Together, these trends present a challenge to traditional service design patterns (e.g., content hubs, linear journeys, deep navigation) and risk widening the gap between users who benefit from AI mediated shortcuts and those with low digital confidence, different preferences, or specific access needs.
What sparked this reflection for us? This thought provoking LinkedIn post from Darius Pocha on recruiting GenAlpha students, how expectations are shifting, and what that means for the way organisations show up online was a timely remind to interrogate these patterns in service delivery.
Excellent collaboration and leadership is already happening in this space
Wrapping up, and in reasons to be cheerful, there are already plenty of organisations doing meaningful work exploring these questions.

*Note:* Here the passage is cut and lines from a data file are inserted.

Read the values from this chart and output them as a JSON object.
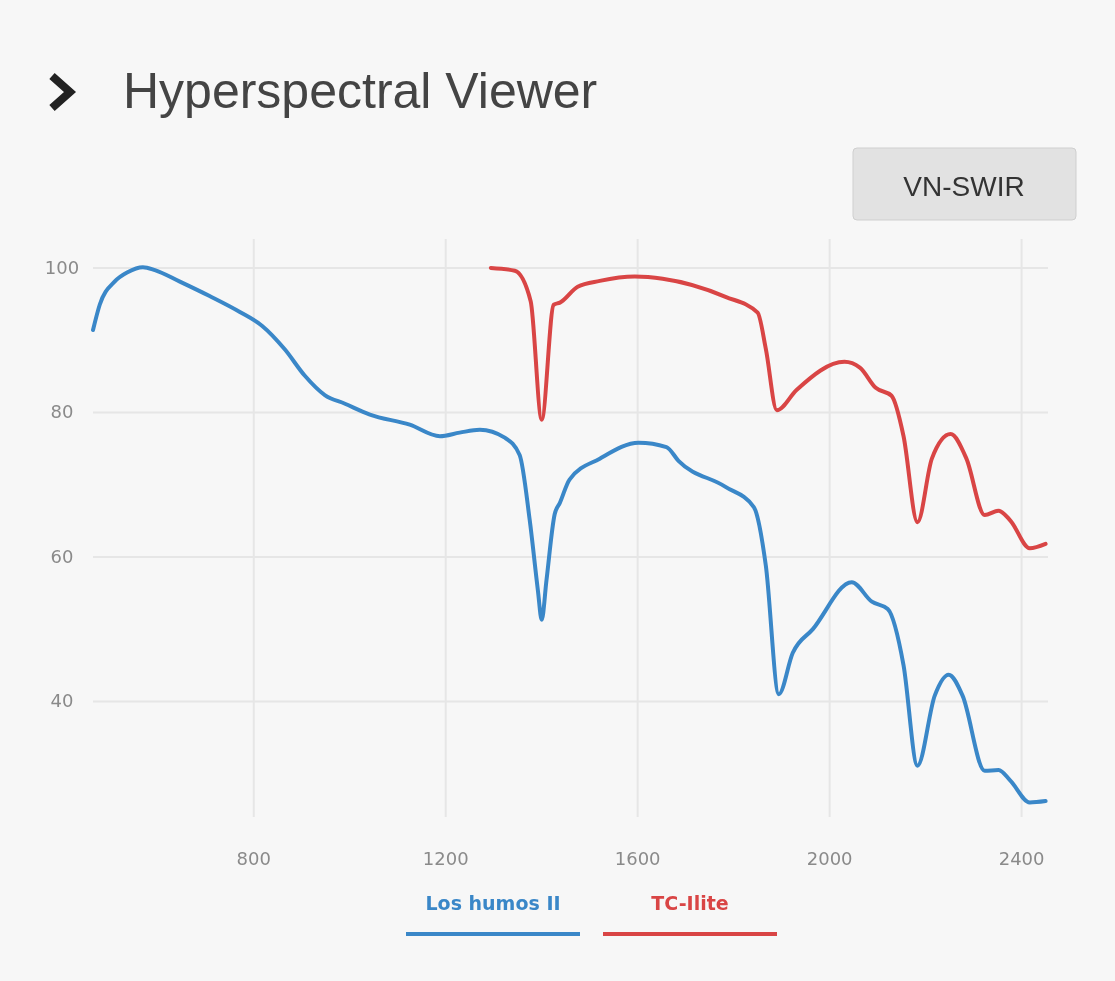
{
  "chart_data": {
    "type": "line",
    "title": "Hyperspectral Viewer",
    "annotations": [
      "VN-SWIR"
    ],
    "xlim": [
      465,
      2455
    ],
    "xticks": [
      800,
      1200,
      1600,
      2000,
      2400
    ],
    "ylim": [
      24,
      104
    ],
    "yticks": [
      40,
      60,
      80,
      100
    ],
    "grid": true,
    "legend": "bottom",
    "marker": "none",
    "line_style": "solid",
    "series": [
      {
        "name": "Los humos II",
        "color": "#3a87c8",
        "x": [
          465,
          479,
          510,
          537,
          569,
          594,
          646,
          708,
          771,
          817,
          865,
          906,
          948,
          990,
          1042,
          1125,
          1188,
          1229,
          1271,
          1323,
          1354,
          1375,
          1392,
          1400,
          1410,
          1427,
          1438,
          1458,
          1521,
          1602,
          1660,
          1685,
          1783,
          1842,
          1867,
          1894,
          1923,
          1965,
          2046,
          2088,
          2121,
          2154,
          2183,
          2219,
          2248,
          2277,
          2323,
          2352,
          2377,
          2417,
          2450
        ],
        "values": [
          91.4,
          94.9,
          98.1,
          99.4,
          100.1,
          99.7,
          98.1,
          96.1,
          93.9,
          92.0,
          88.7,
          85.1,
          82.4,
          81.2,
          79.7,
          78.3,
          76.7,
          77.2,
          77.6,
          76.5,
          74.1,
          65.1,
          55.4,
          51.3,
          56.8,
          65.9,
          67.5,
          70.7,
          73.6,
          75.8,
          75.2,
          73.3,
          69.7,
          66.9,
          58.8,
          41.0,
          46.7,
          50.0,
          56.5,
          53.8,
          52.8,
          45.0,
          31.1,
          40.8,
          43.7,
          40.8,
          30.4,
          30.5,
          29.0,
          26.0,
          26.2
        ]
      },
      {
        "name": "TC-Ilite",
        "color": "#d94545",
        "x": [
          1294,
          1344,
          1377,
          1400,
          1425,
          1438,
          1475,
          1521,
          1594,
          1652,
          1783,
          1850,
          1867,
          1890,
          1931,
          2031,
          2063,
          2096,
          2129,
          2154,
          2183,
          2213,
          2252,
          2285,
          2323,
          2352,
          2377,
          2417,
          2450
        ],
        "values": [
          100.0,
          99.6,
          95.4,
          79.0,
          94.9,
          95.2,
          97.4,
          98.2,
          98.8,
          98.5,
          96.0,
          93.8,
          88.8,
          80.3,
          83.1,
          87.0,
          86.2,
          83.4,
          82.3,
          76.7,
          64.8,
          73.6,
          77.0,
          73.6,
          65.8,
          66.4,
          65.0,
          61.2,
          61.8
        ]
      }
    ]
  }
}
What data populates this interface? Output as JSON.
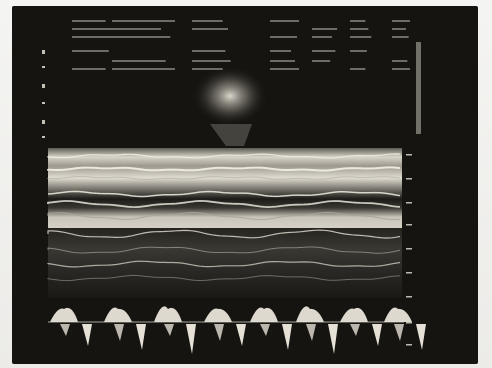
{
  "image": {
    "subject": "ultrasound-monitor-photo",
    "colors": {
      "paper": "#f2f1ee",
      "screen": "#151411",
      "echo": "#d9d5cc",
      "header_text": "#b8b4aa"
    }
  },
  "header": {
    "rows": [
      [
        "",
        "",
        "",
        "",
        "",
        ""
      ],
      [
        "",
        "",
        "",
        "",
        "",
        ""
      ],
      [
        "",
        "",
        "",
        "",
        "",
        ""
      ]
    ]
  },
  "right_scale": {
    "labels": [
      "",
      "",
      "",
      "",
      "",
      "",
      "",
      ""
    ]
  }
}
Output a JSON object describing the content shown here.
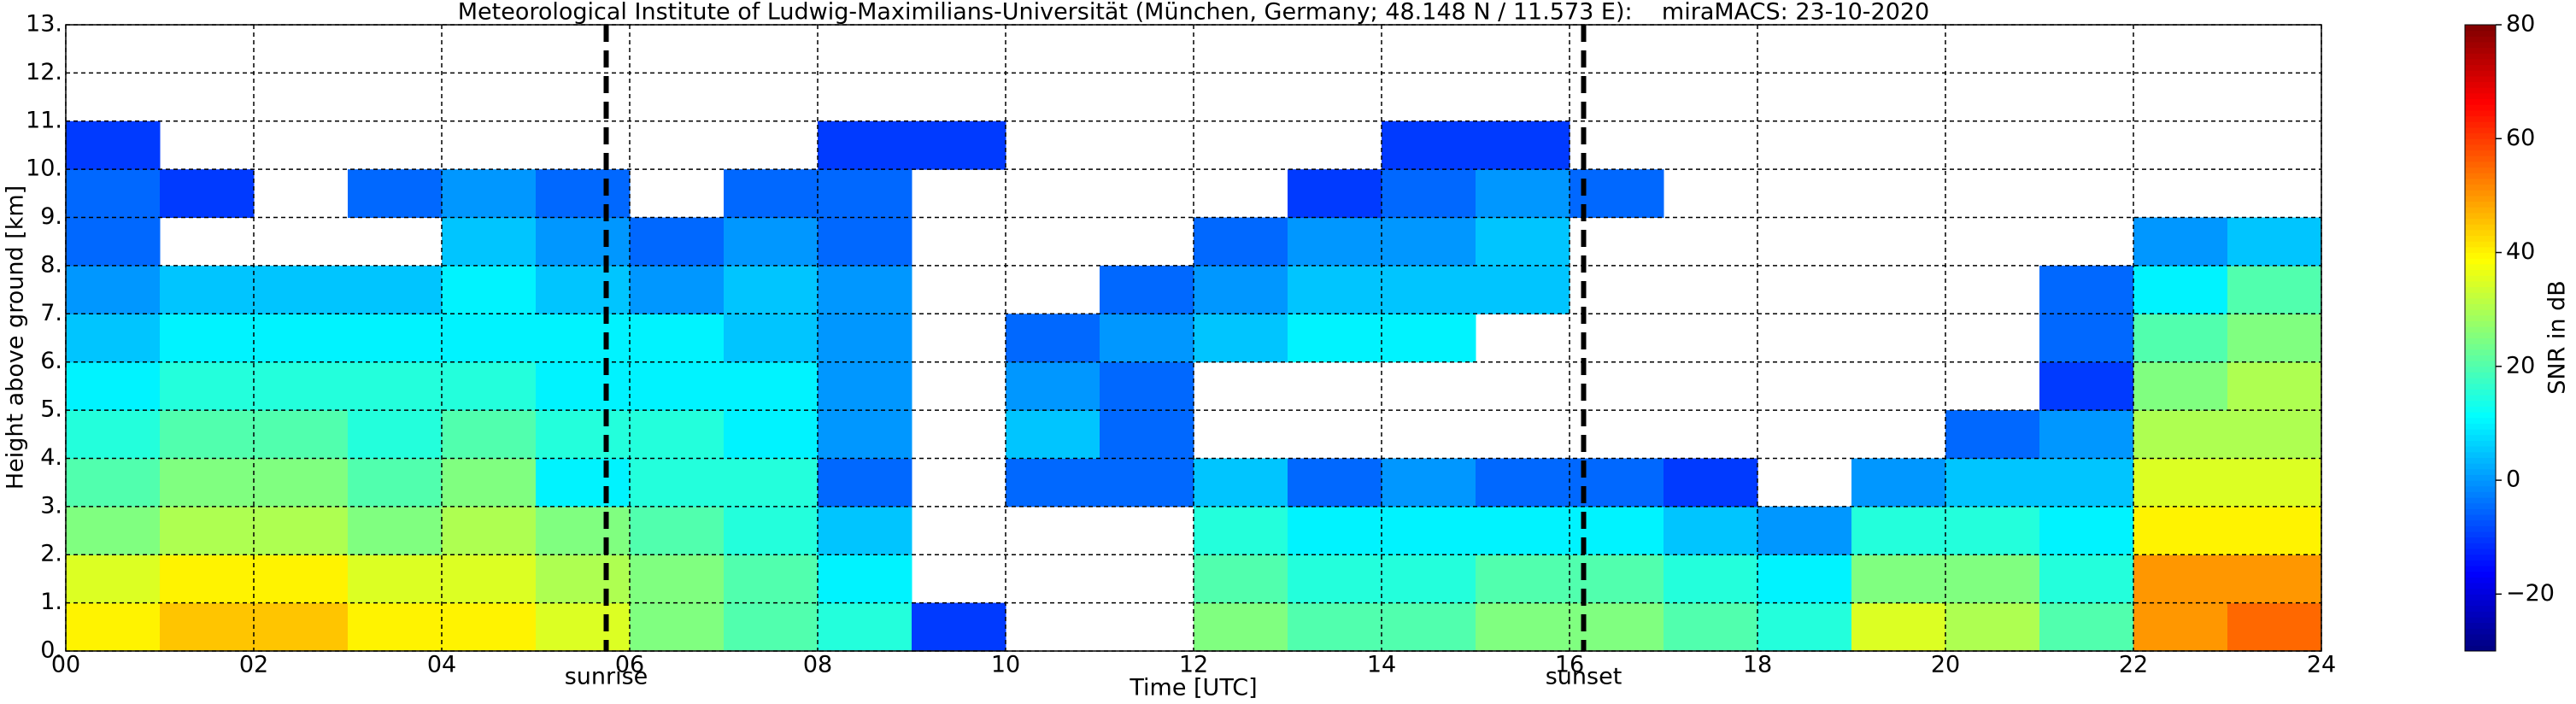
{
  "chart_data": {
    "type": "heatmap",
    "title": "Meteorological Institute of Ludwig-Maximilians-Universität (München, Germany; 48.148 N / 11.573 E):    miraMACS: 23-10-2020",
    "x_label": "Time [UTC]",
    "y_label": "Height above ground [km]",
    "colorbar_label": "SNR in dB",
    "xlim": [
      0,
      24
    ],
    "ylim": [
      0,
      13
    ],
    "zlim": [
      -30,
      80
    ],
    "grid": true,
    "xticks": [
      {
        "value": 0,
        "label": "00"
      },
      {
        "value": 2,
        "label": "02"
      },
      {
        "value": 4,
        "label": "04"
      },
      {
        "value": 6,
        "label": "06"
      },
      {
        "value": 8,
        "label": "08"
      },
      {
        "value": 10,
        "label": "10"
      },
      {
        "value": 12,
        "label": "12"
      },
      {
        "value": 14,
        "label": "14"
      },
      {
        "value": 16,
        "label": "16"
      },
      {
        "value": 18,
        "label": "18"
      },
      {
        "value": 20,
        "label": "20"
      },
      {
        "value": 22,
        "label": "22"
      },
      {
        "value": 24,
        "label": "24"
      }
    ],
    "yticks": [
      {
        "value": 0,
        "label": "0."
      },
      {
        "value": 1,
        "label": "1."
      },
      {
        "value": 2,
        "label": "2."
      },
      {
        "value": 3,
        "label": "3."
      },
      {
        "value": 4,
        "label": "4."
      },
      {
        "value": 5,
        "label": "5."
      },
      {
        "value": 6,
        "label": "6."
      },
      {
        "value": 7,
        "label": "7."
      },
      {
        "value": 8,
        "label": "8."
      },
      {
        "value": 9,
        "label": "9."
      },
      {
        "value": 10,
        "label": "10."
      },
      {
        "value": 11,
        "label": "11."
      },
      {
        "value": 12,
        "label": "12."
      },
      {
        "value": 13,
        "label": "13."
      }
    ],
    "zticks": [
      {
        "value": -20,
        "label": "−20"
      },
      0,
      20,
      40,
      60,
      80
    ],
    "annotations": [
      {
        "text": "sunrise",
        "x": 5.75
      },
      {
        "text": "sunset",
        "x": 16.15
      }
    ],
    "x": [
      0,
      1,
      2,
      3,
      4,
      5,
      6,
      7,
      8,
      9,
      10,
      11,
      12,
      13,
      14,
      15,
      16,
      17,
      18,
      19,
      20,
      21,
      22,
      23
    ],
    "y": [
      0,
      1,
      2,
      3,
      4,
      5,
      6,
      7,
      8,
      9,
      10,
      11,
      12
    ],
    "z": [
      [
        40,
        35,
        25,
        20,
        15,
        10,
        5,
        0,
        -5,
        -5,
        -10,
        null,
        null
      ],
      [
        45,
        40,
        30,
        25,
        20,
        15,
        10,
        5,
        null,
        -10,
        null,
        null,
        null
      ],
      [
        45,
        40,
        30,
        25,
        20,
        15,
        10,
        5,
        null,
        null,
        null,
        null,
        null
      ],
      [
        40,
        35,
        25,
        20,
        15,
        15,
        10,
        5,
        null,
        -5,
        null,
        null,
        null
      ],
      [
        40,
        35,
        30,
        25,
        20,
        15,
        10,
        10,
        5,
        0,
        null,
        null,
        null
      ],
      [
        35,
        30,
        25,
        10,
        15,
        10,
        10,
        5,
        0,
        -5,
        null,
        null,
        null
      ],
      [
        25,
        25,
        20,
        15,
        15,
        10,
        10,
        0,
        -5,
        null,
        null,
        null,
        null
      ],
      [
        20,
        20,
        15,
        15,
        10,
        10,
        5,
        5,
        0,
        -5,
        null,
        null,
        null
      ],
      [
        15,
        10,
        5,
        -5,
        0,
        0,
        0,
        0,
        -5,
        -5,
        -10,
        null,
        null
      ],
      [
        -10,
        null,
        null,
        null,
        null,
        null,
        null,
        null,
        null,
        null,
        -10,
        null,
        null
      ],
      [
        null,
        null,
        null,
        -5,
        5,
        0,
        -5,
        null,
        null,
        null,
        null,
        null,
        null
      ],
      [
        null,
        null,
        null,
        -5,
        -5,
        -5,
        0,
        -5,
        null,
        null,
        null,
        null,
        null
      ],
      [
        25,
        20,
        15,
        5,
        null,
        null,
        5,
        0,
        -5,
        null,
        null,
        null,
        null
      ],
      [
        20,
        15,
        10,
        -5,
        null,
        null,
        10,
        5,
        0,
        -10,
        null,
        null,
        null
      ],
      [
        20,
        15,
        10,
        0,
        null,
        null,
        10,
        5,
        0,
        -5,
        -10,
        null,
        null
      ],
      [
        25,
        20,
        10,
        -5,
        null,
        null,
        null,
        5,
        5,
        0,
        -10,
        null,
        null
      ],
      [
        25,
        20,
        10,
        -5,
        null,
        null,
        null,
        null,
        null,
        -5,
        null,
        null,
        null
      ],
      [
        20,
        15,
        5,
        -10,
        null,
        null,
        null,
        null,
        null,
        null,
        null,
        null,
        null
      ],
      [
        15,
        10,
        0,
        null,
        null,
        null,
        null,
        null,
        null,
        null,
        null,
        null,
        null
      ],
      [
        35,
        25,
        15,
        0,
        null,
        null,
        null,
        null,
        null,
        null,
        null,
        null,
        null
      ],
      [
        30,
        25,
        15,
        5,
        -5,
        null,
        null,
        null,
        null,
        null,
        null,
        null,
        null
      ],
      [
        20,
        15,
        10,
        5,
        0,
        -10,
        -5,
        -5,
        null,
        null,
        null,
        null,
        null
      ],
      [
        50,
        50,
        40,
        35,
        30,
        25,
        20,
        10,
        0,
        null,
        null,
        null,
        null
      ],
      [
        55,
        50,
        40,
        35,
        30,
        30,
        25,
        20,
        5,
        null,
        null,
        null,
        null
      ]
    ]
  }
}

Manchester’s ‘People’s Panel for AI’ is a great example of democratic engagement in tech. Through roadshows and training, it empowers residents, including those at risk of digital exclusion, to shape AI-enabled services. This model shows how involving diverse voices early can build trust and prevent harm.
We’re also inspired by the work of Rachel Coldicutt and Careful Industries, who are leading critical conversations on responsible AI and digital ethics. Their focus on human-centred governance and risk frameworks for public services is shaping how organisations think about safety, transparency, and inclusion in AI deployments.
Alongside this, the charity, Scope, is conducting vital research into how people with disabilities interact with AI tools, though their ‘User behaviour and AI learning group’ exploring both opportunities and risks. This work will help identify where cognitive load, accessibility barriers, and trust gaps emerge, and how inclusive design principles can mitigate them. We’re keen to learn from these findings and integrate them into our own access practices.
AI is already reshaping how people find, trust, and use digital services. As designers, researchers, and content practitioners, our challenge is to ensure those changes don’t come at the expense of equity or empathy.
The path forward isn’t about resisting automation, but it’s about working with people to shape it with care. In practice this this means testing and co-designing solutions, designing for transparency, building in human touchpoints, and keeping inclusion at the core of every interaction.
We’re continuing to explore these questions across our teams, and we’d love to hear how others are approaching them.
How are you adapting your services for an AI-mediated world?